Hello and welcome to the first developer log not only for this game, but also for the site as a whole. I’ll be writing a minimum of one of these a week to highlight everything I’ve done, and shine some light on how they’ve been done, as I value transparency on this site because I believe it can help people out there. Anyway, the game I’m currently working on is called HoneyMoney, and it’s about breeding bees and managing hives to produce a goal amount of honey during a level.
I won’t talk too much about how I’ve set up the project, as I’ve recently talked about that in my post about how to start a new project, but I will mention that I created an MVP, scouted out assets, and then started coding out the most broad and obvious skeleton parts of the game.
I’ll start by mentioning what I always like to do first, which is designing the base user interface, or UI. I do this by either grabbing my wacom tablet or a pen and a piece of paper, and I projecting my brain onto the medium.

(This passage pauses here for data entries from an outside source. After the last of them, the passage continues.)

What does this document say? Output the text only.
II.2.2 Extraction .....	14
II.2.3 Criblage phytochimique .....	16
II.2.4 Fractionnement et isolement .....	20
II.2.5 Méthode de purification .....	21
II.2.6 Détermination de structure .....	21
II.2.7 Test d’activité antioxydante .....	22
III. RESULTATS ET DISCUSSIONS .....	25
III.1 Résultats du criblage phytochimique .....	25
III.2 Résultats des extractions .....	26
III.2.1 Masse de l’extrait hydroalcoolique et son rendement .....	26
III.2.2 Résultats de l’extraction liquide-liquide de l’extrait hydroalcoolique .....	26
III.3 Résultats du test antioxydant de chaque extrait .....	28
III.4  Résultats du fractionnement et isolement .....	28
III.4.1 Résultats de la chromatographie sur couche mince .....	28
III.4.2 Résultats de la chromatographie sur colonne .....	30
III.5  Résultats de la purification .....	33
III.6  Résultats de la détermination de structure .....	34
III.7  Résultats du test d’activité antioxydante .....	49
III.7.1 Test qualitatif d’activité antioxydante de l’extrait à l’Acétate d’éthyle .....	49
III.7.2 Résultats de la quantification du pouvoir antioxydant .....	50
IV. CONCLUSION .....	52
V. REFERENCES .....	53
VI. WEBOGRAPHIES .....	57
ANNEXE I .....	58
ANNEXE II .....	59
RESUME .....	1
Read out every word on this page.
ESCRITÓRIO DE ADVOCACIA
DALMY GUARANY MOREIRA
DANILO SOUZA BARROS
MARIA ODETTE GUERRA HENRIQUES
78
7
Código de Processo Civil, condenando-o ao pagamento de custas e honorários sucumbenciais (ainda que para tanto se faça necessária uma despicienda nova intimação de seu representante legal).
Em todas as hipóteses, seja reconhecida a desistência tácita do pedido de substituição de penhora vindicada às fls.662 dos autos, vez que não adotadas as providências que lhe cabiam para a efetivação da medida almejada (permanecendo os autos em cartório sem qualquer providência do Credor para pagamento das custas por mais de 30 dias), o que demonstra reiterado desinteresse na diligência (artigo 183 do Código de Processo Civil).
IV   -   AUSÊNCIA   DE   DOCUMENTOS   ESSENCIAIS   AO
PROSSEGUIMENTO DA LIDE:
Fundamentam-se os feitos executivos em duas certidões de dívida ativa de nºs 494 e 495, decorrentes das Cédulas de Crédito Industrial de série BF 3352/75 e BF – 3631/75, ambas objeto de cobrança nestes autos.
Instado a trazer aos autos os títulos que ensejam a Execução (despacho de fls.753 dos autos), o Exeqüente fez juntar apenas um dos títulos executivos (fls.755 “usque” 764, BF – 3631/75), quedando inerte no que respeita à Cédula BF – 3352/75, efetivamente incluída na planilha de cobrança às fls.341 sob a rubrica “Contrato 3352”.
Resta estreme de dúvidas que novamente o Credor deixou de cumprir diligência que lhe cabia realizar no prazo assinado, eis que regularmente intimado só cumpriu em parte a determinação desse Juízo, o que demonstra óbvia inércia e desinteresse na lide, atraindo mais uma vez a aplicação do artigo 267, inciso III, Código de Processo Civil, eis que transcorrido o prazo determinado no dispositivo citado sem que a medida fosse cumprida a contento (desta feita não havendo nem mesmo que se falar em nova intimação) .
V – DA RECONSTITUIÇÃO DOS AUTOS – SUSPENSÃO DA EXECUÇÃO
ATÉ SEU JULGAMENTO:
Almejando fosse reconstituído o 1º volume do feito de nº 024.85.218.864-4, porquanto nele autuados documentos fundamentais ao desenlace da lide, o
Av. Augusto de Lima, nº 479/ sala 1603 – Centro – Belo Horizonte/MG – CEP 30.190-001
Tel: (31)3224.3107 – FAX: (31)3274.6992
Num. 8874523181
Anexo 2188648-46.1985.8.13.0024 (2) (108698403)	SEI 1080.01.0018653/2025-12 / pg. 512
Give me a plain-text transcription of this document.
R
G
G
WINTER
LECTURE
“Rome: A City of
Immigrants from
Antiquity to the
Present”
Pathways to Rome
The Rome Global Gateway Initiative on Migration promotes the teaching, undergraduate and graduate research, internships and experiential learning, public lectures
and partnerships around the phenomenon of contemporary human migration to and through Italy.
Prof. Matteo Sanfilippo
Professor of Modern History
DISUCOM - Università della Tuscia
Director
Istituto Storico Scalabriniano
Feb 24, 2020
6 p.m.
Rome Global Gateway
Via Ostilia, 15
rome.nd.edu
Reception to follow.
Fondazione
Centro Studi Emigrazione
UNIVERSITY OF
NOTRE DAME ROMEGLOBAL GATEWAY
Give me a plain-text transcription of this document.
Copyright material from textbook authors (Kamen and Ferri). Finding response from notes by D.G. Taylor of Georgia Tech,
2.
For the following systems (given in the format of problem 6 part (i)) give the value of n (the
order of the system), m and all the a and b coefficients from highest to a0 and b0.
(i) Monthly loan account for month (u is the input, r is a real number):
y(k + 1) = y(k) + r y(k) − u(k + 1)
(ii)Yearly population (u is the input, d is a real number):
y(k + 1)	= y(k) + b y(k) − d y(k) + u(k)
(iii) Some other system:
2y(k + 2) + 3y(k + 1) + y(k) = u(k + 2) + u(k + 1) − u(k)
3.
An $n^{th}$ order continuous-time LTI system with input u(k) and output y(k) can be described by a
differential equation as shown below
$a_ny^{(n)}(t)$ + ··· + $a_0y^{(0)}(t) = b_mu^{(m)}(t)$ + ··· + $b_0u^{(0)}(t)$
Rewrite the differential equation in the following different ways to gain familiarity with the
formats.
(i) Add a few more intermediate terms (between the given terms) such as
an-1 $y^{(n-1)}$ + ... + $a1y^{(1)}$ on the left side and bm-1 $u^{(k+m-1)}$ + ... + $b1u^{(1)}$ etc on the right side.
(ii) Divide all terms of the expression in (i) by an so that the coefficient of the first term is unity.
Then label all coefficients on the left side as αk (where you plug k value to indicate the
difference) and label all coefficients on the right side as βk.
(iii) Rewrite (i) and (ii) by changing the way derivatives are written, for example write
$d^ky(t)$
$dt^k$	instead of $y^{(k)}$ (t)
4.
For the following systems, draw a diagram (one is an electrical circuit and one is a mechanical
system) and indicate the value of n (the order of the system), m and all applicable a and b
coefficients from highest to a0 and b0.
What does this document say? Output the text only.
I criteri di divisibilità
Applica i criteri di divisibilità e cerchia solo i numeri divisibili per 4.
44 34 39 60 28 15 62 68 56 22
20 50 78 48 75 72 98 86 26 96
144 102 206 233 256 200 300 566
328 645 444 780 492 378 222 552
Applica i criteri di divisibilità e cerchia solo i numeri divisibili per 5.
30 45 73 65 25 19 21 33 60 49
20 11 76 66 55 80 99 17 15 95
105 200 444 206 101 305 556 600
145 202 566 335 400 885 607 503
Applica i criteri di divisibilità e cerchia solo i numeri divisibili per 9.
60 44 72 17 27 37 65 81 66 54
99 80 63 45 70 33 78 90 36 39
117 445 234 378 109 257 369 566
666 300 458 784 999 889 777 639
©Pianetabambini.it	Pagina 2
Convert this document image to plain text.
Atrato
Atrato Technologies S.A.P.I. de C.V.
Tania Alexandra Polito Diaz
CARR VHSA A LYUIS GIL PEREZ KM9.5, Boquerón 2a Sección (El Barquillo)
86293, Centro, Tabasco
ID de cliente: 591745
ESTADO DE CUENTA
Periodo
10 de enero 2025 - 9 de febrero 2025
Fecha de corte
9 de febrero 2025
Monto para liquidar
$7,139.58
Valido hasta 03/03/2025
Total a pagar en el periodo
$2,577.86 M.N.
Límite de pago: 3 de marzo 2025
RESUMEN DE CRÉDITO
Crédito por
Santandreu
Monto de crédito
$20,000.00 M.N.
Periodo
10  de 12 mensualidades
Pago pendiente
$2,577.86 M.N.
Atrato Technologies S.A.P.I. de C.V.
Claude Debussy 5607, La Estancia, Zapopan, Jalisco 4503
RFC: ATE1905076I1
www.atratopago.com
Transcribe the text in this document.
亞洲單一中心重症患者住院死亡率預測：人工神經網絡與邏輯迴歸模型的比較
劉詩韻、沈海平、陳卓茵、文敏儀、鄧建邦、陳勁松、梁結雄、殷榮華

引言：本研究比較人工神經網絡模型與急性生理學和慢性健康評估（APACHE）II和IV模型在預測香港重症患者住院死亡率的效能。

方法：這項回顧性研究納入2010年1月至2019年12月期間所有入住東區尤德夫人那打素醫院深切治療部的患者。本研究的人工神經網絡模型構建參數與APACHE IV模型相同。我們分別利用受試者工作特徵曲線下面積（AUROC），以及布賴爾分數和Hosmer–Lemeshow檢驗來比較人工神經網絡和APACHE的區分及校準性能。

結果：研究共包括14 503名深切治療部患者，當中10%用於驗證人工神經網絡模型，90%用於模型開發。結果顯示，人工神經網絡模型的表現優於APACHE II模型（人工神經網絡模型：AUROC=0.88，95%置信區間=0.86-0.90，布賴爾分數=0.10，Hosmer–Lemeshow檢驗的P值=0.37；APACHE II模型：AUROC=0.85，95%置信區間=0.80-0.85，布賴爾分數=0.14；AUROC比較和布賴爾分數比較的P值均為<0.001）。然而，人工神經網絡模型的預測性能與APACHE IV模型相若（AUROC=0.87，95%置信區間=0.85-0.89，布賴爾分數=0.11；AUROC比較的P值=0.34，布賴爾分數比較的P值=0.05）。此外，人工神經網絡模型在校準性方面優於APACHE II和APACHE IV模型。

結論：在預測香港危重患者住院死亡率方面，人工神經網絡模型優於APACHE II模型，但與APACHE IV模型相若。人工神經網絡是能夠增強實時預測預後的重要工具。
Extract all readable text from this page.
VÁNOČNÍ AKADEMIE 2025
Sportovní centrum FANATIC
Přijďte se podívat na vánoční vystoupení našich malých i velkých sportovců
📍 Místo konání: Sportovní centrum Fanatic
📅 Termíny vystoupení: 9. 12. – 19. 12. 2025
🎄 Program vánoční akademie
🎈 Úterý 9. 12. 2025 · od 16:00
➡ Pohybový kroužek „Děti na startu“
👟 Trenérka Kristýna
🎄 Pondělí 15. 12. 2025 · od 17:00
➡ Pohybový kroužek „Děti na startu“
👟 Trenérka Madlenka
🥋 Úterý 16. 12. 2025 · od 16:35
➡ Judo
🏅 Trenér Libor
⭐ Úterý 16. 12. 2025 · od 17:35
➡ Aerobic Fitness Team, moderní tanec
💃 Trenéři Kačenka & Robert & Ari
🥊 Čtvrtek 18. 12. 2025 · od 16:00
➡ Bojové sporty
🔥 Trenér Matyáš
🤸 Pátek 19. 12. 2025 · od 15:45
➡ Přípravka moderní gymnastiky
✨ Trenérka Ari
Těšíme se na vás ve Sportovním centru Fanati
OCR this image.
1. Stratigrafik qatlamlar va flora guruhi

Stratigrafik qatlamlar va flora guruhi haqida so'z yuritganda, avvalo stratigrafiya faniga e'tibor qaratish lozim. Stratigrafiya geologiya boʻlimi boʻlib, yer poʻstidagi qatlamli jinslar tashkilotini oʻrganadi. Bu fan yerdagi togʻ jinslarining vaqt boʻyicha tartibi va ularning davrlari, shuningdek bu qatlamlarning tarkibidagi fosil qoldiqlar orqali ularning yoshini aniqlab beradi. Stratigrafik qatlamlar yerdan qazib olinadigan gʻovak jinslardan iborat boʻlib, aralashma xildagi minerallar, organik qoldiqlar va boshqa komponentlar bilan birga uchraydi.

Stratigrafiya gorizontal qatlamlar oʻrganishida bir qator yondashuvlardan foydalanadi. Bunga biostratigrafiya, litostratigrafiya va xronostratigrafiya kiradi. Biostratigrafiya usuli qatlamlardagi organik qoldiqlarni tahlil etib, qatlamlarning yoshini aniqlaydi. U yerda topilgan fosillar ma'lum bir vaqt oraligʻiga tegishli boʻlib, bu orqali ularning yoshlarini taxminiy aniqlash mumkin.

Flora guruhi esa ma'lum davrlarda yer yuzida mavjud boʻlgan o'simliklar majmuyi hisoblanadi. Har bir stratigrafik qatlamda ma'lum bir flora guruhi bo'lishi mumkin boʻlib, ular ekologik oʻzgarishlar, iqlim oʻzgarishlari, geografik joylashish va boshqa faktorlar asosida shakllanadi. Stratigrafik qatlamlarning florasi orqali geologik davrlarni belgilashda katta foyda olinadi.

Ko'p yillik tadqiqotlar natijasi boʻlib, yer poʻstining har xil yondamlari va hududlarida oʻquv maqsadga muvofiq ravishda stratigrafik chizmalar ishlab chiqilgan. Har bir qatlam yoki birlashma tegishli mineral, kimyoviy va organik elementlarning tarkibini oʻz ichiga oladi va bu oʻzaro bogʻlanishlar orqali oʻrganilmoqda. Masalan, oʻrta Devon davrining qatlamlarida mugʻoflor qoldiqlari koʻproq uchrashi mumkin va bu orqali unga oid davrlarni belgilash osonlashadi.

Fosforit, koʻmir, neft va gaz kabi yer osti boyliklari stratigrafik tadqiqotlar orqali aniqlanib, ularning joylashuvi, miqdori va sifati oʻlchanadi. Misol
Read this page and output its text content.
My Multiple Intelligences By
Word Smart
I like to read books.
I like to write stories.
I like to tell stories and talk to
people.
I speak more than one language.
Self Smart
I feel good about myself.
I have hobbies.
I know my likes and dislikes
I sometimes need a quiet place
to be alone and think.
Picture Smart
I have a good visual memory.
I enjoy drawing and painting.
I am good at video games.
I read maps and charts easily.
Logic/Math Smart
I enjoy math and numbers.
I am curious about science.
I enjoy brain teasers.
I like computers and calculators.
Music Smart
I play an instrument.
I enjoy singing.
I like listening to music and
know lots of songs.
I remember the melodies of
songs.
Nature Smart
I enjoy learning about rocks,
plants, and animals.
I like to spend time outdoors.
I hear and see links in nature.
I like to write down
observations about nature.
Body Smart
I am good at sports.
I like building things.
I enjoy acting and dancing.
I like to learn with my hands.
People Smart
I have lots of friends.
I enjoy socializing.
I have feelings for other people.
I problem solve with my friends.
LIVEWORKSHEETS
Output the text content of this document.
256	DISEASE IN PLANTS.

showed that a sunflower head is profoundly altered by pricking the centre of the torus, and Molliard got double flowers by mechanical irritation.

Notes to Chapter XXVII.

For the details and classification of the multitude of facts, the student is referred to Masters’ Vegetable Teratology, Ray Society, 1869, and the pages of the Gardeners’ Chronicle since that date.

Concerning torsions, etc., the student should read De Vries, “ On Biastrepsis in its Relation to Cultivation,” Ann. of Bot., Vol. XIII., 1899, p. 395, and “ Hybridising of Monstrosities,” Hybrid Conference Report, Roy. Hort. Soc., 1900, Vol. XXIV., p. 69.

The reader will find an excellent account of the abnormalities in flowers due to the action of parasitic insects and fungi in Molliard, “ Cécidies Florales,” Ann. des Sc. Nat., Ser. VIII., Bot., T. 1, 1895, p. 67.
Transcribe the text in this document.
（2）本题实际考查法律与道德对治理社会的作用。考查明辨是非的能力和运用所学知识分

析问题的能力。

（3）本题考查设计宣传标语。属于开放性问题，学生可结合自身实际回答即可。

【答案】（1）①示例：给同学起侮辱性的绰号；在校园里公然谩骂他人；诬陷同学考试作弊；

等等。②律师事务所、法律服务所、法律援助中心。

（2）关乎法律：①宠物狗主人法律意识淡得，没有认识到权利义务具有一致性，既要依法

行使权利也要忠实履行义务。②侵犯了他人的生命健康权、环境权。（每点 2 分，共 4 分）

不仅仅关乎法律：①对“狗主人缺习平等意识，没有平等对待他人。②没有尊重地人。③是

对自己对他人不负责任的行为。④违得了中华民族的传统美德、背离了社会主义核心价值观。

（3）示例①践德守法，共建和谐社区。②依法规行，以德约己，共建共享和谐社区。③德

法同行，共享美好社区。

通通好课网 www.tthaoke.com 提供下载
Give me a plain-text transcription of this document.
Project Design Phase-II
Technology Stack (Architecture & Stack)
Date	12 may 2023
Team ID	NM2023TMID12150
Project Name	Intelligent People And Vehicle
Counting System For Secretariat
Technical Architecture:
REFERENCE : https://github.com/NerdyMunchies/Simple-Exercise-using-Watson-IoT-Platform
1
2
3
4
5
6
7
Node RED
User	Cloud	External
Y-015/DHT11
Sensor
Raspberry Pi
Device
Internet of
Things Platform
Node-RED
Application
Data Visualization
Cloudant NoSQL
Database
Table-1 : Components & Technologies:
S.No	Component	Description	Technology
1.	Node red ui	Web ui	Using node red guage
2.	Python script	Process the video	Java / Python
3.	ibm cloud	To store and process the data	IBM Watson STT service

To backtrack for just a bit, whenever I think about starting a new project, my brain starts going off with a few different visions of how the game runs, but they all tend to be a bit a cloudy. To account for this, I just make mental anecdotes of the bigger picture, like where each UI panel will go, which buttons I’ll need and where they’re placed, and how “big” the main part of the game needs to appear. When I say big, I mean we need to account for how accessible the gameplay portion that’s more than just UI is to the user. For example, In HoneyMoney, I needed to make sure the tiles were large enough for the player to tap, interact with, and even just see.
So after I draw a few sketches of how the UI might look, I re-evaluate all the buttons I’m going to need, and what else needs to fit, and then I start implementing it. In my case, as I use Unity, I use the UI features to layout the interface in just minutes. I actually used a free UI icons pack from the Unity Asset Store, as it very much helps to visualize the game with proper assets whether or not you use them in the final product.
After I work on the UI, I work on the gameplay features, so in this case I searched through the Asset Store again for a set of tile sprites, and ended up finding a free tile kit with snapping capabilities, which ended up being exactly what I needed.
The game is now at a state where basic features work, such as placing hives and gaining honey per second, as well as updating this through the UI. I’m next planning to add bee breeding, costs to hives, and a bee menu.